Favorite Fonts: One of the underappreciated advantages of e-books.

typographyA friend of mine who works as a graphic designer pointed out that the font she selects has a huge influence upon the visual and emotional impact of her designs. Although most of us are more or less oblivious to it, font plays a powerful role in the lives of readers and can make a real difference.

Size Matters and So Does Presentation

“When it comes to typeface size matters, and so does style,” she said. “That’s why I almost exclusively use Verdana on all of the marketing materials and websites that I create.”

I found that interesting since I am also a fan of Verdana as a reader – particularly when I have to proofread a document. I convert almost everything I proofread into Verdana 12 or 14 beforehand, for instance, because I’ve learned that it’s easier to clearly see the words. I can usually catch mistakes or typos more effectively when I am reading Verdana, versus when I read in other fonts such as the ubiquitous Times Roman.

Ongoing Research

Research conducted at Virginia Polytechnic Institute in 1999 compared Georgia, Verdana, Times, and Arial fonts to find out which was best for reading on an electronic screen. Georgia and Verdana were, after all, specifically designed for reading from a computer monitor and their creators touted them as superior in terms of readability. The conclusion reached was that there was no real significance between those fonts when it came to reading speed and comprehension. But there was a measurable effect on reading based on how the text was presented or formatted. A year before a comparable study conducted at Carnegie Mellon University reached similar conclusions.

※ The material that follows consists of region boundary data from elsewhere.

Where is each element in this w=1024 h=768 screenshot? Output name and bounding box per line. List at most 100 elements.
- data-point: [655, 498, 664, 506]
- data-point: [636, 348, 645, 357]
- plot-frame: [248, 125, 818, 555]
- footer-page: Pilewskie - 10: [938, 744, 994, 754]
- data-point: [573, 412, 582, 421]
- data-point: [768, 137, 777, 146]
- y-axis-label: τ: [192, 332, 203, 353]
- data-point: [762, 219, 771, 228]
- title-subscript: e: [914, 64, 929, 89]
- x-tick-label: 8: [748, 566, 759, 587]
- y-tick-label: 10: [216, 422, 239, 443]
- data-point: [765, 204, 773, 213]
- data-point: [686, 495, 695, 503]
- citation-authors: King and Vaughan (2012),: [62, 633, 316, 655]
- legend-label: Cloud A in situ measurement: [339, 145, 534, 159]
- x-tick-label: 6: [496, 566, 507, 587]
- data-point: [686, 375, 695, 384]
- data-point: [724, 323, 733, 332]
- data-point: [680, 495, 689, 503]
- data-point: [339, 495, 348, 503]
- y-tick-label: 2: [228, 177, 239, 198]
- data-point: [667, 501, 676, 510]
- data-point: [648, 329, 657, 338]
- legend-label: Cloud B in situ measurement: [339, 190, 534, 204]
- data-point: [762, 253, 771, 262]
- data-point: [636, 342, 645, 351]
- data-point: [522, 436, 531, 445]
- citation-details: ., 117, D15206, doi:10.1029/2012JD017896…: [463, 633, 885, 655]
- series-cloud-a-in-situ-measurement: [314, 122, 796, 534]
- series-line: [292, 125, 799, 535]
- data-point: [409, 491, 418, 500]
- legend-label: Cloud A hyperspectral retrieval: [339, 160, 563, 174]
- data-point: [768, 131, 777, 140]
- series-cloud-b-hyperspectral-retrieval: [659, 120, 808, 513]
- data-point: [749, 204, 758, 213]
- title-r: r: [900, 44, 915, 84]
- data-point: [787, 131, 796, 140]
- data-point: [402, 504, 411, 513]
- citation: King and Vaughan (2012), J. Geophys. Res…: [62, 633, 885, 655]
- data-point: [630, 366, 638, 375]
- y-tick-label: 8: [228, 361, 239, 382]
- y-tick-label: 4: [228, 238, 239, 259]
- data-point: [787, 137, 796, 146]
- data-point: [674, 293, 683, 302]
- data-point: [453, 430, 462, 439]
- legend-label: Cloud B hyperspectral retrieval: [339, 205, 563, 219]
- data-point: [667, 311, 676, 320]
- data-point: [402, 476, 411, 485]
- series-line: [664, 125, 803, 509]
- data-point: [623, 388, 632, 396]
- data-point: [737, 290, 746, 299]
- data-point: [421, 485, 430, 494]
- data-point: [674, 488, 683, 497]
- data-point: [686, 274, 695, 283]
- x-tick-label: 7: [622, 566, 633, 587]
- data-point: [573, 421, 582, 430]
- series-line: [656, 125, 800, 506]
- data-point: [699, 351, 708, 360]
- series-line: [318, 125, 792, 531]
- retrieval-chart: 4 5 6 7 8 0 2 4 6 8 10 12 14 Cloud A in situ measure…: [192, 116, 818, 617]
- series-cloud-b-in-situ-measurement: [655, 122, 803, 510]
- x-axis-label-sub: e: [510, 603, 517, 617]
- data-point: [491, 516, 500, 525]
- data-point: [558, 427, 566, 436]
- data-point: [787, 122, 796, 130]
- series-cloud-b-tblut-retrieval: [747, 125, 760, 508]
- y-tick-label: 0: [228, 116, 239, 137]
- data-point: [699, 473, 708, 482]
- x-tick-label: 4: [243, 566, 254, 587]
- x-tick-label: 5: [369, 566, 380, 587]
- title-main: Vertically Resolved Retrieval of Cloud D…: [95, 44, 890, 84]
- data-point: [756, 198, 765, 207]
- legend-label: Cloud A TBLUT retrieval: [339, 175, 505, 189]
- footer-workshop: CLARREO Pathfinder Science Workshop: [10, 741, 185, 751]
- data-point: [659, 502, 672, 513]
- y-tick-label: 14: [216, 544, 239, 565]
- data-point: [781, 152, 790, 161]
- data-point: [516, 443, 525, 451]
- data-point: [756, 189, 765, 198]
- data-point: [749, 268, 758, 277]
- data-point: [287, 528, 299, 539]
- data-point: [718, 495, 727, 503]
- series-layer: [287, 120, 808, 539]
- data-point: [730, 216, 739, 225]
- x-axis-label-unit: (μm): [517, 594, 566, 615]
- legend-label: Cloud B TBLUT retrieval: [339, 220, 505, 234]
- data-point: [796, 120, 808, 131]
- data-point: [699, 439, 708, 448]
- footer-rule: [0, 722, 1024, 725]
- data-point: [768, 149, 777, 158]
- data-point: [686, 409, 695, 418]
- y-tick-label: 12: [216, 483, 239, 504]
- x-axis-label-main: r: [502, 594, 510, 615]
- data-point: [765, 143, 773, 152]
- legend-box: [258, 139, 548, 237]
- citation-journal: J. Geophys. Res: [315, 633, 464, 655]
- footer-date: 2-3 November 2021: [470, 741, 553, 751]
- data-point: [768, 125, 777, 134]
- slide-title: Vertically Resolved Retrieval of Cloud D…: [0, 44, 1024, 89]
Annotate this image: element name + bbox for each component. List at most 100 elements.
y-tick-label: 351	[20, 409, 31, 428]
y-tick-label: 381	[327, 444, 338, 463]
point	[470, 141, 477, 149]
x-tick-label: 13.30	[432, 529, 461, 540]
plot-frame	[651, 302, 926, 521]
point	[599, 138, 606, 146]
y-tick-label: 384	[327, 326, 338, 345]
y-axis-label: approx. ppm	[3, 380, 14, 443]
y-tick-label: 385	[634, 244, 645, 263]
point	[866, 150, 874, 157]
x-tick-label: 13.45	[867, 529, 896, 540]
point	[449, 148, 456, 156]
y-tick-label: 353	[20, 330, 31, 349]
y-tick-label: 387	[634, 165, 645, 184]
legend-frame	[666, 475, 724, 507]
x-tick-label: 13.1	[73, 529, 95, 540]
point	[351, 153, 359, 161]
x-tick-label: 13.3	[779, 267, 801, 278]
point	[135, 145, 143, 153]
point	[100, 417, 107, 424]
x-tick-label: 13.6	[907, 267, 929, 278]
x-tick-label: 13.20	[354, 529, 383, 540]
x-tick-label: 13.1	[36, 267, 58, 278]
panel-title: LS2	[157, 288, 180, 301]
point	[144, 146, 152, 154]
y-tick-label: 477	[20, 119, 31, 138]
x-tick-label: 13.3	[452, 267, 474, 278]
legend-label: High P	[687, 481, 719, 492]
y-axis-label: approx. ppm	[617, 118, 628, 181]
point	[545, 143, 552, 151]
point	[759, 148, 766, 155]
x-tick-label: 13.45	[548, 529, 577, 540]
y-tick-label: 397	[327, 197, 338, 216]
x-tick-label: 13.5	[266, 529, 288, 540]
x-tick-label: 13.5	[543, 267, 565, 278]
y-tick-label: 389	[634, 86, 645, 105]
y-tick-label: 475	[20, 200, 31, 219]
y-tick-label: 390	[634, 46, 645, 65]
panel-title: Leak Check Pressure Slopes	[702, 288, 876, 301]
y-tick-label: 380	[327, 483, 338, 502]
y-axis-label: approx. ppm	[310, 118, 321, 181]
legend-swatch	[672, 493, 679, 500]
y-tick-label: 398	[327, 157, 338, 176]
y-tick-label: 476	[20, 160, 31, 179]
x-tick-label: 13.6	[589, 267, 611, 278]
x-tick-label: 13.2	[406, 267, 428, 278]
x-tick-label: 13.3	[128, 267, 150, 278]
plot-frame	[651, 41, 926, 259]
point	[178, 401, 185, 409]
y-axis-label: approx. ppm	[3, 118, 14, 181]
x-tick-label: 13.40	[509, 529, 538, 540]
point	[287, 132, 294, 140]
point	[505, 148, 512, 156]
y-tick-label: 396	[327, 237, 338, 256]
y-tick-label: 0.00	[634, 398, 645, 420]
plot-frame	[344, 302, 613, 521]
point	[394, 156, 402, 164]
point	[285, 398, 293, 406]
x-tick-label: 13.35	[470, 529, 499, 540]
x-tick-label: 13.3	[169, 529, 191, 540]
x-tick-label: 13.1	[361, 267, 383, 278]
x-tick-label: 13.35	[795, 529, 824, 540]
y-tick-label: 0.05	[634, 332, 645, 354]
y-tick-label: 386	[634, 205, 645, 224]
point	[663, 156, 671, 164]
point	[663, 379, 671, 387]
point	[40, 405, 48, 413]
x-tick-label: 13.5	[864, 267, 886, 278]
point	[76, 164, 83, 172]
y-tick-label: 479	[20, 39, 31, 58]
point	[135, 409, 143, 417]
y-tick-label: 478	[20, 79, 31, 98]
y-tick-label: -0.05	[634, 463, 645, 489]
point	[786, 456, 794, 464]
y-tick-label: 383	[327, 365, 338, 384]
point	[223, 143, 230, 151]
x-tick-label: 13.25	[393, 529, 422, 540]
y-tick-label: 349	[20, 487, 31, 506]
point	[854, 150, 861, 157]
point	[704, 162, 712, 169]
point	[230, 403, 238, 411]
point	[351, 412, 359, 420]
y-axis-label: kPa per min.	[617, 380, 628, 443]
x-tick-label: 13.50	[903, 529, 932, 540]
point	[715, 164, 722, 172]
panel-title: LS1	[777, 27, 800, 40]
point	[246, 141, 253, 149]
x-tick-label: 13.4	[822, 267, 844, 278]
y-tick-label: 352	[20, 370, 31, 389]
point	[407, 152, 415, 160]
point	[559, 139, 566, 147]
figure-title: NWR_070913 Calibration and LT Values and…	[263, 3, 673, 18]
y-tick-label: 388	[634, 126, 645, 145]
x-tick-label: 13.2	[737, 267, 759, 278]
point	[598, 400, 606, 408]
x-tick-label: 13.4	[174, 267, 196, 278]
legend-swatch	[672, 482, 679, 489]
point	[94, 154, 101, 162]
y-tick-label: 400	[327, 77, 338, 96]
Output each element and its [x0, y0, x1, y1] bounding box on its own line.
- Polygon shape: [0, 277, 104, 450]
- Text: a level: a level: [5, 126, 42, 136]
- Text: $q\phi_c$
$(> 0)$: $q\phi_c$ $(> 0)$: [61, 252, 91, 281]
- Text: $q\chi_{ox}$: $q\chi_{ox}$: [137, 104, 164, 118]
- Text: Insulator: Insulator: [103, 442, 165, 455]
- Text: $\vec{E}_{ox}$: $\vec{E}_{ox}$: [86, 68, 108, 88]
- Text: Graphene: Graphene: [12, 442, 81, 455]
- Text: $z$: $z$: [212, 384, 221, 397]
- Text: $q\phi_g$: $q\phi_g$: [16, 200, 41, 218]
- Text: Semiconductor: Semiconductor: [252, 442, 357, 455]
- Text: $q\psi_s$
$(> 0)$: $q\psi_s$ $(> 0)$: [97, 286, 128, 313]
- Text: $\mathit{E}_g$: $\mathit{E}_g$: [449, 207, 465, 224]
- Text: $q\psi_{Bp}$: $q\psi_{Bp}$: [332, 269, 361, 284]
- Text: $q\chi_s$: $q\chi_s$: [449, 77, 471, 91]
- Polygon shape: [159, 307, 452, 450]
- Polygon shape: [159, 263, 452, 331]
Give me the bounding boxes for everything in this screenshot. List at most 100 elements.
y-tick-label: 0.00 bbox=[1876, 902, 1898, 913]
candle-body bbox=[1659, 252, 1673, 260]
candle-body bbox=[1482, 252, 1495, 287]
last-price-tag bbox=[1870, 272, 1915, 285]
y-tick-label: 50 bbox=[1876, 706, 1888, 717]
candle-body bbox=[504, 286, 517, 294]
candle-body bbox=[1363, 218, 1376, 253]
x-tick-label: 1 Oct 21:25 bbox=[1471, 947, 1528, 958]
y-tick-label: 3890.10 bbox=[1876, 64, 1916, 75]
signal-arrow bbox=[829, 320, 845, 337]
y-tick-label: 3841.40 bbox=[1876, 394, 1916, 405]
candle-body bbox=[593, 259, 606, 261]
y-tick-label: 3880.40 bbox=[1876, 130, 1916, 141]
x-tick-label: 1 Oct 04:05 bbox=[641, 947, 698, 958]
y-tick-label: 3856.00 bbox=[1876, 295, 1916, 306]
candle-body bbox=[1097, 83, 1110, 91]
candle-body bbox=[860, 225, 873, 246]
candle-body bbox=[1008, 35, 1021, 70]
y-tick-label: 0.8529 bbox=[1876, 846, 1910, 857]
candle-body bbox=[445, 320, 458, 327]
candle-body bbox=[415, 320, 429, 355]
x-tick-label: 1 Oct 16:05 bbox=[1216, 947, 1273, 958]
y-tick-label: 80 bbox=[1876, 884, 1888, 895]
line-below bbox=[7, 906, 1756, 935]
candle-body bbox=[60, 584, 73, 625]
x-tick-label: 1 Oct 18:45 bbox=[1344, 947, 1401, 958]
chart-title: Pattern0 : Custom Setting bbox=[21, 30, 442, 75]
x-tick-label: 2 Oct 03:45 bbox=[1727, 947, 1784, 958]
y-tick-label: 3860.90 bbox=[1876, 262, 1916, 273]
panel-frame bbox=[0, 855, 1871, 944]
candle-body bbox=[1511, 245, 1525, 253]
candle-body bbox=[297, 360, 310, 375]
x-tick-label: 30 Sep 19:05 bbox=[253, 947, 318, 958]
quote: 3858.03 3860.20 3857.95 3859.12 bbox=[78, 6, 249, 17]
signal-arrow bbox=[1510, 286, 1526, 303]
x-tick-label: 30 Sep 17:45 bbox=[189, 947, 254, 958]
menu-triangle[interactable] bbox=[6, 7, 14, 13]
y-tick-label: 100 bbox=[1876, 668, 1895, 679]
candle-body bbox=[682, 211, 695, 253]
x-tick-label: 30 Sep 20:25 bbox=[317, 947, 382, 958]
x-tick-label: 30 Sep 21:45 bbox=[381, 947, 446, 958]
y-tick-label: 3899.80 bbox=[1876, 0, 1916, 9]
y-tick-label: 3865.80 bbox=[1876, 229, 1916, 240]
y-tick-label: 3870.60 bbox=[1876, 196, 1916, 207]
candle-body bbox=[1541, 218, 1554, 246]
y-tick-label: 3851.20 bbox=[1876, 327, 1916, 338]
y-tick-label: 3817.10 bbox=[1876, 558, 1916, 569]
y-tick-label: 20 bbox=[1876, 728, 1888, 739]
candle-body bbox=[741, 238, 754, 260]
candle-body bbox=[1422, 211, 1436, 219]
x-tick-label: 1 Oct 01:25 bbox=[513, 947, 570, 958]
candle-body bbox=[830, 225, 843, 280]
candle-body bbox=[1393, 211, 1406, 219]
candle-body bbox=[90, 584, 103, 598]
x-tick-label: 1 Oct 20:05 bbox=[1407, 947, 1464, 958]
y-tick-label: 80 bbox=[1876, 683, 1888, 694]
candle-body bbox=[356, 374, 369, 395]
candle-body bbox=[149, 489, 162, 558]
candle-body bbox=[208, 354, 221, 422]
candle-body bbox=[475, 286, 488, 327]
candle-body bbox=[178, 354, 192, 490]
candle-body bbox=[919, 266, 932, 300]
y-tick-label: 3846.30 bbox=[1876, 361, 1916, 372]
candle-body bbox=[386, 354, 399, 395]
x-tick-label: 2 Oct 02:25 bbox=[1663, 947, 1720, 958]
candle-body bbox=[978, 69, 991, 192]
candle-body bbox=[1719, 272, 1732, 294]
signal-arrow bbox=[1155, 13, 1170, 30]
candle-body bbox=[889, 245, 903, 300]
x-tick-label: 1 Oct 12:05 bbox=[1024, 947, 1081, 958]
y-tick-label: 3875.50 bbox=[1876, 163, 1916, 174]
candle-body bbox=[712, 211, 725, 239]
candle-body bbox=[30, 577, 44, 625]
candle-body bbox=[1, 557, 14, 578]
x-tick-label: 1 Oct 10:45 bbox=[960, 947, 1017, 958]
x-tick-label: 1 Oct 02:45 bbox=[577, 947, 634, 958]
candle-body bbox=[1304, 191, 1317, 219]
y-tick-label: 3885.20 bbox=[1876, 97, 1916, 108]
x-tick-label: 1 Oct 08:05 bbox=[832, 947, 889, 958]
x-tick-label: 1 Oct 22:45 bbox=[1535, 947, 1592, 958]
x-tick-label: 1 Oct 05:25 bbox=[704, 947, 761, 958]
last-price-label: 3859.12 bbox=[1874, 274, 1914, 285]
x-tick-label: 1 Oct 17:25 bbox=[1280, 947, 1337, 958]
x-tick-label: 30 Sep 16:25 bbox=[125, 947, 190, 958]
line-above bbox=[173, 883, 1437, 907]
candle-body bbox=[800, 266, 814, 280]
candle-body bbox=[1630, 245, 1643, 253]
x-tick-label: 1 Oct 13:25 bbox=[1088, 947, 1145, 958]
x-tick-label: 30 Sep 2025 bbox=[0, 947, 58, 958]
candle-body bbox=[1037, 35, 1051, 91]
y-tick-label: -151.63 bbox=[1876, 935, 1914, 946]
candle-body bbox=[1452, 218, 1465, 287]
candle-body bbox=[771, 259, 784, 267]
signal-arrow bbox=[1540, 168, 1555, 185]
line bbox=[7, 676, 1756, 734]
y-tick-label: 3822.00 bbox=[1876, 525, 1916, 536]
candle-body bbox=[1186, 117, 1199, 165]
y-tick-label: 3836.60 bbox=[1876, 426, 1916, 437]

Then colleagues at Wichita State University conducted a series of studies on font sizes and styles. They found that 12-point fonts were generally preferred over 10-point fonts, which should come as no surprise since none of use likes to read small print. Research has also shown that 14-point font is easier for most older readers. A follow-up study concluded that Arial and Times New Roman could be read faster than Courier, Schoolbook, and Georgia. But those participating in the study said that all of the fonts except Century Schoolbook were preferred over Times New Roman.

The Times are a Changing

Most readers are accustomed to Times Roman because it has been the standard font for the newspaper and magazine industry for decades. That all-pervasive font first appeared in 1932 in the Times of London newspaper, for which it was designed and after which it was named. (Interestingly enough, the Times newspaper abandoned Times Roman several years ago in favor of Times Modern font.) Although readers often express a preference for other fonts, publishers love Times Roman and its different variations such as Times Modern – and that helps to keep it in vogue. It really comes down to economics. Times is a consolidated font that saves space, allowing publishers to fit more words per page. That translates into real profits by saving publishers gallons of ink and reams of paper.

What it Means to You and Me

Which font is healthiest on the eyes and most efficient in terms of reader comprehension and speed? That’s the subject of much study and the object of some controversy. But Times may not be your preferred choice and I personally consider it one of my least favorite fonts. So the jury may still be out in terms of the academic or scientific pros and cons of various fonts. But personal preferences count and can influence your overall reader experience. We don’t make those kinds of choices or have those preferences based on laboratory studies. We just know what we like when we see it, and may find that certain fonts seem more user-friendly. They may feel more easy on the eyes, for instance, or contribute a certain quality that resonates with us on an emotional or psychological level.

Set Your Preferences to Suit Yourself

Buy a conventional book and you will never be able to change the font because you’re stuck with whatever the publisher or author chose. But most of the popular e-reader gadgets these days allow you to set your own preferences and freely experiment with different fonts to find the one you enjoy most. For those of us who pay attention to those small but significant details that option is a tremendous value-add. So remember that when you download an e-book you can tailor the font to suit yourself – even if the original manuscript was written centuries ago with a quill pen on parchment.